We did get some wind, though. We actually sailed for about four hours before the wind became too strong and changed direction. Then we battled against the wind towards Robberg, a mountainous cape at Plettenberg Bay which would offer some shelter.

However, the wind abated around three in the morning and we promptly did a sharp turn to port and continued on our way to Mossel Bay. Here we had to make a weather stop as there was a cold front approaching.


The cold front materialised in the Cape Peninsula area with heavy wind and rain. We had some cold and a few drops of rain. However, there was a forty knot gale at Cape Agulhas, so we sat tight and enjoyed the brief respite. The Mossel Bay Yacht and Boat Club has one of the more idyllic settings that I have seen across the world.

The harbour is quite small, providing a service to the local fishing industry, as well as the nearby offshore gas production platforms. We actually had time to made friends with the tame bull seal in the marina. He came to visit a few times and scratched his back against the boat's hull. Perhaps a bit like our cats at home making you feel welcome.

The stay gave us time to clean the boat after the rigours of the long voyage. This made a big difference in the effort of demobilising after handover. There is always one more problem to solve, one more cupboard to clean or one more form to complete. I am told that the job is not finished until the paper work is done.



Well, in this case I was determined to have as much of the paper work complete as possible before the end of the voyage. I had been on board for two full months and it was time to disembark and say goodbye to the boat.

The cold front passed and we set off from Mossel Bay on another balmy day with no wind. This time Mother Nature smiled on us and we found an easterly wind as we reached Cape Agulhas. This wind picked up to around twenty five knots, sweeping us along at a decent speed. We budgeted for a reasonable speed that would take us to Gordon's Bay in about forty odd hours.
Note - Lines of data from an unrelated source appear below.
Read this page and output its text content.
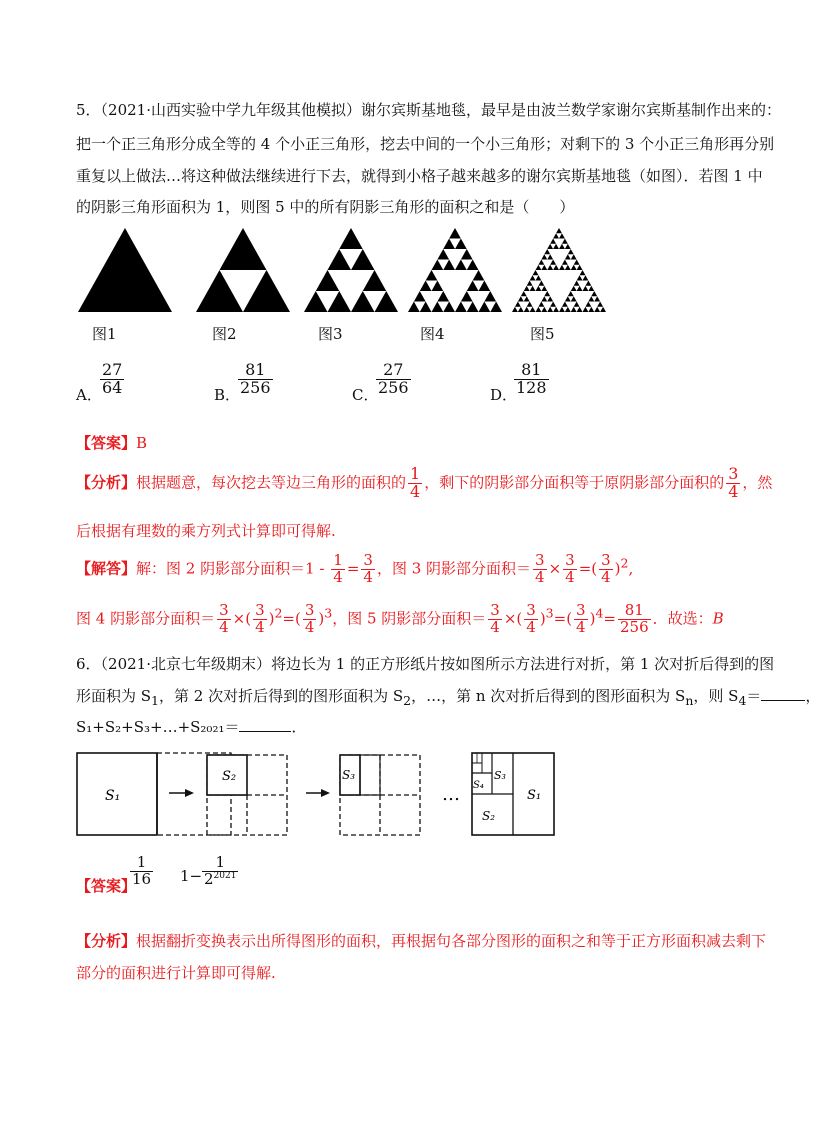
5．（2021·山西实验中学九年级其他模拟）谢尔宾斯基地毯，最早是由波兰数学家谢尔宾斯基制作出来的：
把一个正三角形分成全等的 4 个小正三角形，挖去中间的一个小三角形；对剩下的 3 个小正三角形再分别
重复以上做法…将这种做法继续进行下去，就得到小格子越来越多的谢尔宾斯基地毯（如图）．若图 1 中
的阴影三角形面积为 1，则图 5 中的所有阴影三角形的面积之和是（　　）
图1	图2	图3	图4	图5
A．
$\frac{27}{64}$	B．
$\frac{81}{256}$	C．
$\frac{27}{256}$	D．
$\frac{81}{128}$
【答案】B
【分析】根据题意，每次挖去等边三角形的面积的 $\frac{1}{4}$ ，剩下的阴影部分面积等于原阴影部分面积的 $\frac{3}{4}$ ，然
后根据有理数的乘方列式计算即可得解.
【解答】解：图 2 阴影部分面积$=1 - \frac{1}{4} = \frac{3}{4}$ ，图 3 阴影部分面积＝ $\frac{3}{4} \times \frac{3}{4}$ =( $\frac{3}{4} )^2$,
图 4 阴影部分面积＝ $\frac{3}{4}$ ×( $\frac{3}{4} )^2=( \frac{3}{4} )^3$，图 5 阴影部分面积＝ $\frac{3}{4}$ ×( $\frac{3}{4} )^3=( \frac{3}{4} )^4= \frac{81}{256}$ ．故选：B
6．（2021·北京七年级期末）将边长为 1 的正方形纸片按如图所示方法进行对折，第 1 次对折后得到的图
形面积为 $S_1$，第 2 次对折后得到的图形面积为 $S_2$，…，第 n 次对折后得到的图形面积为 $S_n$，则 $S_4=$	，
S₁+S₂+S₃+…+S₂₀₂₁＝	．
S₁
S₂	S₃
…	S₁
S₂
S₃
S₄
【答案】
$\frac{1}{16} 1- \frac{1}{2^{2021}}$
【分析】根据翻折变换表示出所得图形的面积，再根据句各部分图形的面积之和等于正方形面积减去剩下
部分的面积进行计算即可得解.
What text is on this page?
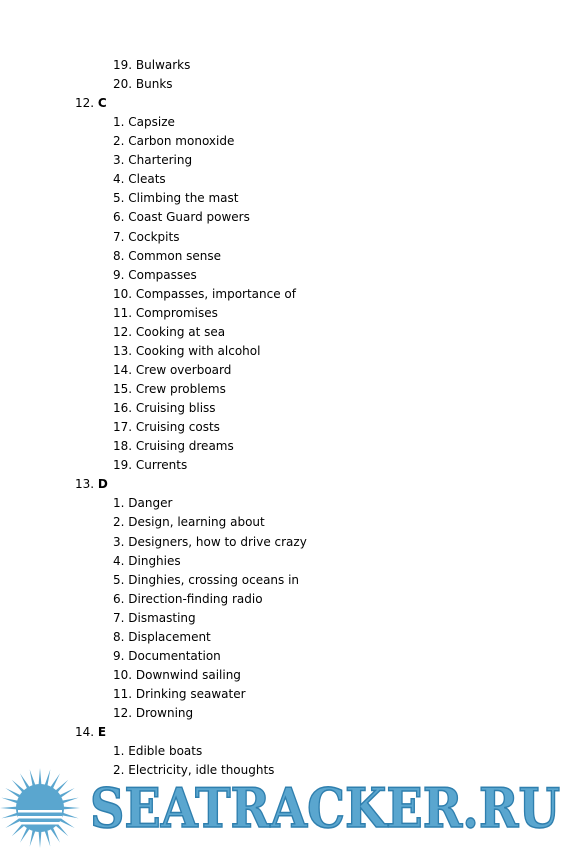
19. Bulwarks
20. Bunks
12. C
1. Capsize
2. Carbon monoxide
3. Chartering
4. Cleats
5. Climbing the mast
6. Coast Guard powers
7. Cockpits
8. Common sense
9. Compasses
10. Compasses, importance of
11. Compromises
12. Cooking at sea
13. Cooking with alcohol
14. Crew overboard
15. Crew problems
16. Cruising bliss
17. Cruising costs
18. Cruising dreams
19. Currents
13. D
1. Danger
2. Design, learning about
3. Designers, how to drive crazy
4. Dinghies
5. Dinghies, crossing oceans in
6. Direction-finding radio
7. Dismasting
8. Displacement
9. Documentation
10. Downwind sailing
11. Drinking seawater
12. Drowning
14. E
1. Edible boats
2. Electricity, idle thoughts
SEATRACKER.RU
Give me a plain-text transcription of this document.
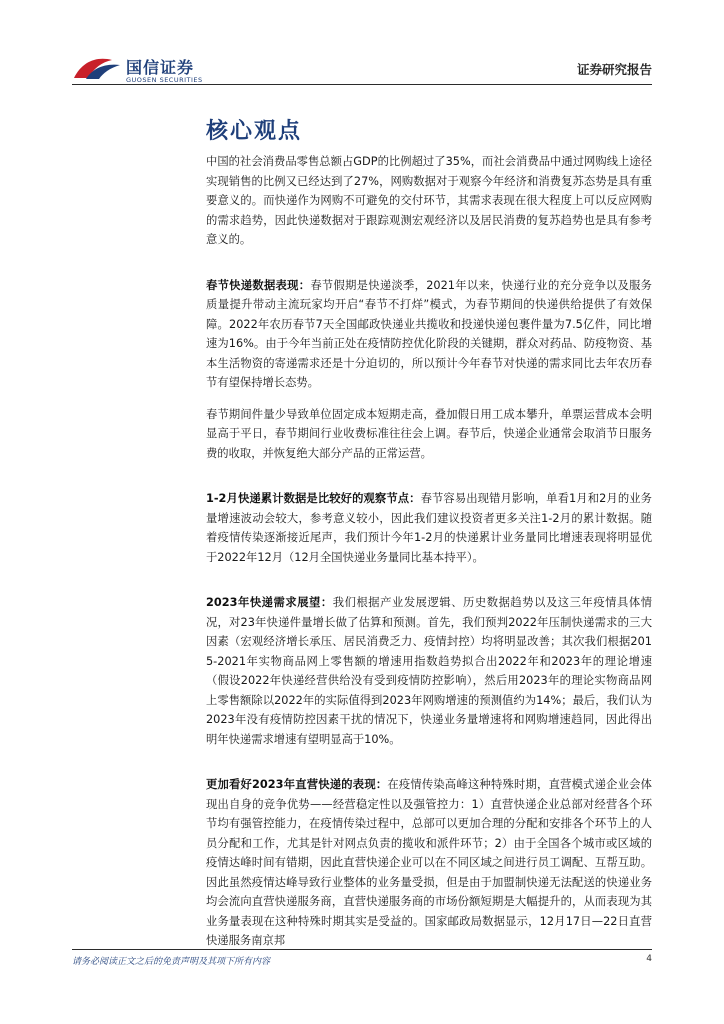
国信证券
GUOSEN SECURITIES
证券研究报告
核心观点

中国的社会消费品零售总额占GDP的比例超过了35%，而社会消费品中通过网购线上途径实现销售的比例又已经达到了27%，网购数据对于观察今年经济和消费复苏态势是具有重要意义的。而快递作为网购不可避免的交付环节，其需求表现在很大程度上可以反应网购的需求趋势，因此快递数据对于跟踪观测宏观经济以及居民消费的复苏趋势也是具有参考意义的。

春节快递数据表现：春节假期是快递淡季，2021年以来，快递行业的充分竞争以及服务质量提升带动主流玩家均开启“春节不打烊”模式，为春节期间的快递供给提供了有效保障。2022年农历春节7天全国邮政快递业共揽收和投递快递包裹件量为7.5亿件，同比增速为16%。由于今年当前正处在疫情防控优化阶段的关键期，群众对药品、防疫物资、基本生活物资的寄递需求还是十分迫切的，所以预计今年春节对快递的需求同比去年农历春节有望保持增长态势。

春节期间件量少导致单位固定成本短期走高，叠加假日用工成本攀升，单票运营成本会明显高于平日，春节期间行业收费标准往往会上调。春节后，快递企业通常会取消节日服务费的收取，并恢复绝大部分产品的正常运营。

1-2月快递累计数据是比较好的观察节点：春节容易出现错月影响，单看1月和2月的业务量增速波动会较大，参考意义较小，因此我们建议投资者更多关注1-2月的累计数据。随着疫情传染逐渐接近尾声，我们预计今年1-2月的快递累计业务量同比增速表现将明显优于2022年12月（12月全国快递业务量同比基本持平）。

2023年快递需求展望：我们根据产业发展逻辑、历史数据趋势以及这三年疫情具体情况，对23年快递件量增长做了估算和预测。首先，我们预判2022年压制快递需求的三大因素（宏观经济增长承压、居民消费乏力、疫情封控）均将明显改善；其次我们根据2015-2021年实物商品网上零售额的增速用指数趋势拟合出2022年和2023年的理论增速（假设2022年快递经营供给没有受到疫情防控影响），然后用2023年的理论实物商品网上零售额除以2022年的实际值得到2023年网购增速的预测值约为14%；最后，我们认为2023年没有疫情防控因素干扰的情况下，快递业务量增速将和网购增速趋同，因此得出明年快递需求增速有望明显高于10%。

更加看好2023年直营快递的表现：在疫情传染高峰这种特殊时期，直营模式递企业会体现出自身的竞争优势——经营稳定性以及强管控力：1）直营快递企业总部对经营各个环节均有强管控能力，在疫情传染过程中，总部可以更加合理的分配和安排各个环节上的人员分配和工作，尤其是针对网点负责的揽收和派件环节；2）由于全国各个城市或区域的疫情达峰时间有错期，因此直营快递企业可以在不同区域之间进行员工调配、互帮互助。因此虽然疫情达峰导致行业整体的业务量受损，但是由于加盟制快递无法配送的快递业务均会流向直营快递服务商，直营快递服务商的市场份额短期是大幅提升的，从而表现为其业务量表现在这种特殊时期其实是受益的。国家邮政局数据显示，12月17日—22日直营快递服务南京邦

请务必阅读正文之后的免责声明及其项下所有内容	4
However, with the wind as it was, we did the two hundred odd miles from Mossel bay to Cape Hangklip in twenty-eight hours.

We lost the wind again just after entering False Bay at the Cape Hangklip light. The day turned into a beautiful early spring afternoon with bright, warm sunshine. A most hearty welcome home from Mother Nature.
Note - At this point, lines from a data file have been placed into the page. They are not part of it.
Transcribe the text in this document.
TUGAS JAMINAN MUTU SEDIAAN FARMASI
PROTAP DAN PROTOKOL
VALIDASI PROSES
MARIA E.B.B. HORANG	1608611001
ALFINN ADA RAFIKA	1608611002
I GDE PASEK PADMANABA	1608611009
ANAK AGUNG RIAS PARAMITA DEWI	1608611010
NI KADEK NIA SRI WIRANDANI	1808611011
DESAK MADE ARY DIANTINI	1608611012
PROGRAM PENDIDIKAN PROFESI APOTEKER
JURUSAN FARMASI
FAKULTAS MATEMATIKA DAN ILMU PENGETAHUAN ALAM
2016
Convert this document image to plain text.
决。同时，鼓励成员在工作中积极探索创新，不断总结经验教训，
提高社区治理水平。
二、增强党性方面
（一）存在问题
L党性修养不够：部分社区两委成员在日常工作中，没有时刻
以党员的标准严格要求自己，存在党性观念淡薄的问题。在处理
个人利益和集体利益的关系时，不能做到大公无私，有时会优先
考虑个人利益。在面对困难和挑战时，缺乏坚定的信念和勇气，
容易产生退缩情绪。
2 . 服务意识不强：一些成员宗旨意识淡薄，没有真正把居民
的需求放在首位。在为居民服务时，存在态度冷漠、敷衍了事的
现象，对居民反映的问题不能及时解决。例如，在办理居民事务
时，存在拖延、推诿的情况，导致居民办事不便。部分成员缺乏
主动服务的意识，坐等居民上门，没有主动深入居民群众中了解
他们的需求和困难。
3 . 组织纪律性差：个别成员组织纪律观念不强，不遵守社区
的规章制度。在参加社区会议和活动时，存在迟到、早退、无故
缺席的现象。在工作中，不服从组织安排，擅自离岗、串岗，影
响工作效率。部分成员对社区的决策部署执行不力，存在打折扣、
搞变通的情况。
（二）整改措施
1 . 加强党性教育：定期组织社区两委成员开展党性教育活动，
All of this brought us home at Friday three o'clock instead of Saturday morning around lunch time. Of course this wreaked havoc with the arrangement of the welcoming party at our home yacht club!

Not too much of a problem, we just drifted in balmy conditions in the picturesque Kogel Bay. We had time to take a much needed hot water shower and to dress in clean clothes. In my case I put on my cleanest dirty clothes. After two months on board nothing is really clean any more.
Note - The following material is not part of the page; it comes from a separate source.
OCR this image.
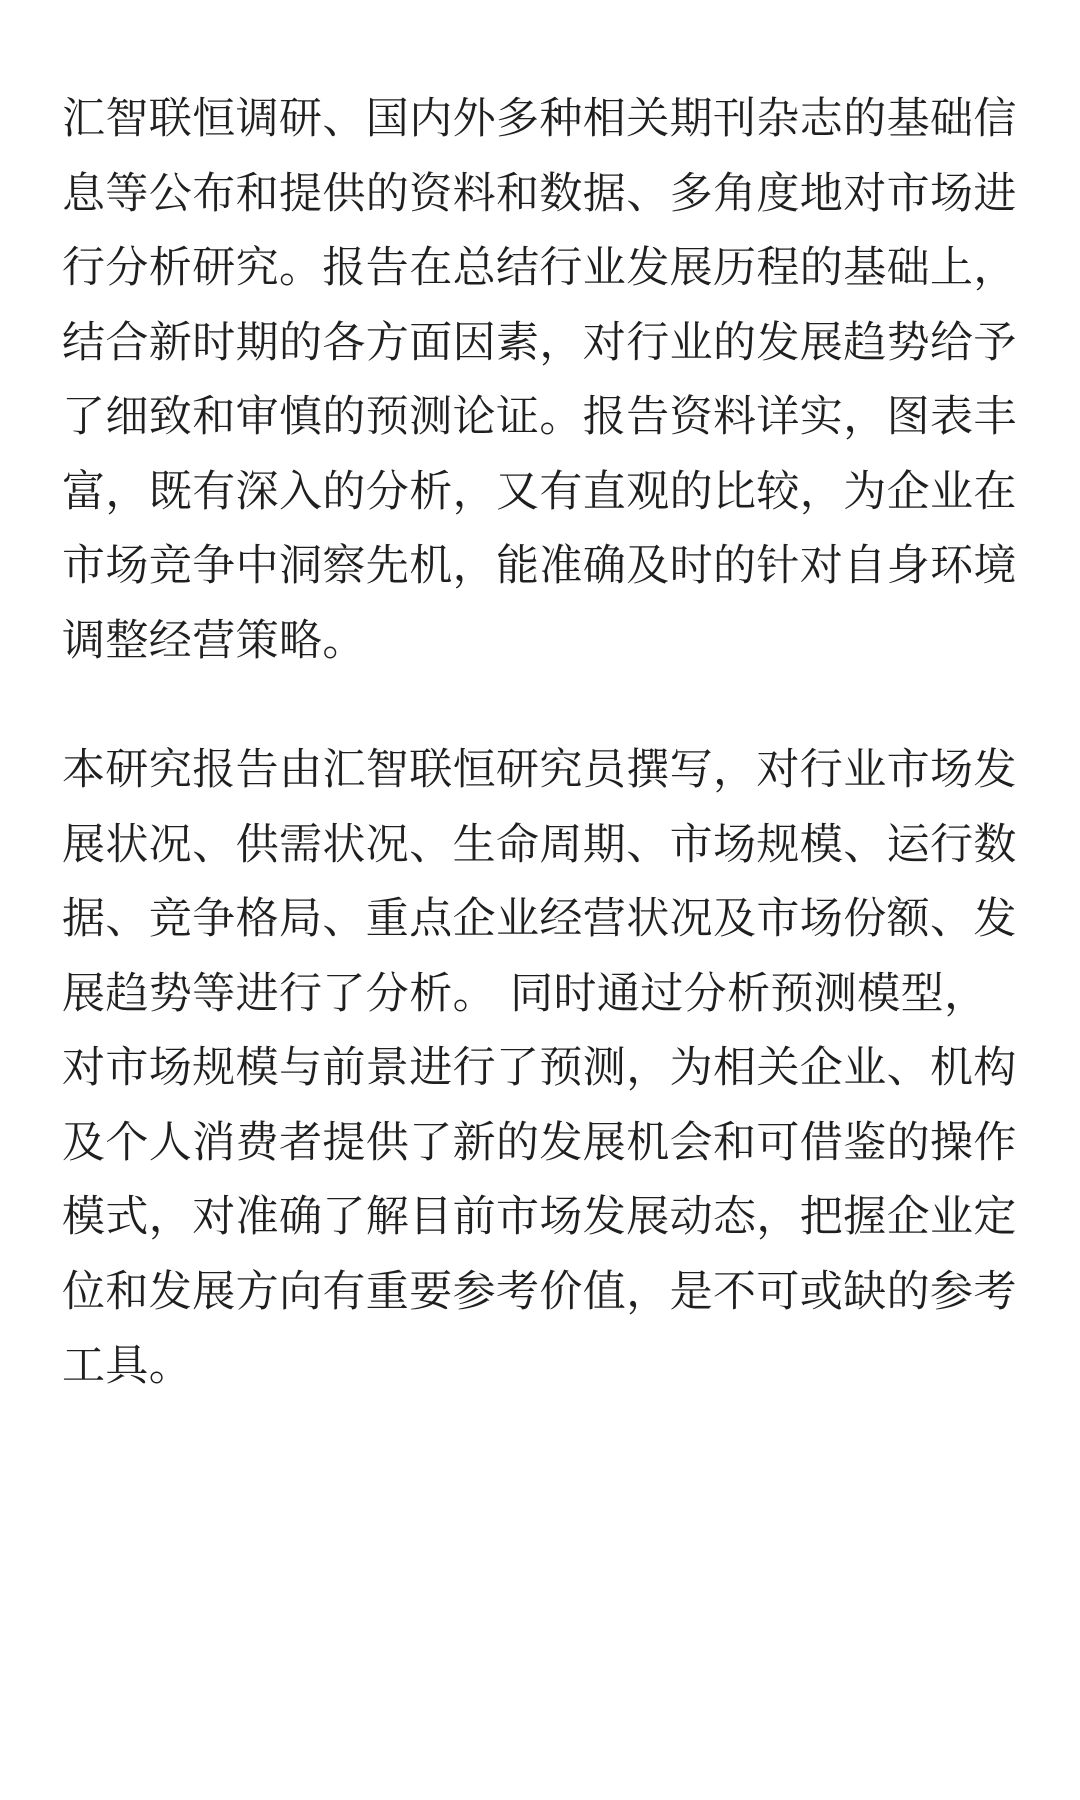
汇智联恒调研、国内外多种相关期刊杂志的基础信息等公布和提供的资料和数据、多角度地对市场进行分析研究。报告在总结行业发展历程的基础上，结合新时期的各方面因素，对行业的发展趋势给予了细致和审慎的预测论证。报告资料详实，图表丰富，既有深入的分析，又有直观的比较，为企业在市场竞争中洞察先机，能准确及时的针对自身环境调整经营策略。

本研究报告由汇智联恒研究员撰写，对行业市场发展状况、供需状况、生命周期、市场规模、运行数据、竞争格局、重点企业经营状况及市场份额、发展趋势等进行了分析。 同时通过分析预测模型，对市场规模与前景进行了预测，为相关企业、机构及个人消费者提供了新的发展机会和可借鉴的操作模式，对准确了解目前市场发展动态，把握企业定位和发展方向有重要参考价值，是不可或缺的参考工具。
Looking back I had a most interesting experience. We cruised beautiful sun drenched islands and sailed through storms and doldrums. The coral was exquisite, my first experience of unspoilt and pristine coral reefs. The fishing was excellent, giving us the chance of having various fish dishes on board.

We met the most interesting people in the islands. And we made good friends at the various yacht clubs. Interestingly enough, if you arrive anywhere by boat, you are automatically part of the family. If you arrive by car, you are a stranger and a visitor. This was brought home in no uncertain way in Durban and again in Mossel Bay. And not to forget the welcoming that we got from our home club.


Then it was time to greet old friends and say goodbye to the boat. My home for two months.
A last entry in the ship's log signed the boat over to the owner.

A job completed.

Perhaps the world will stand still now that I am back on dry ground.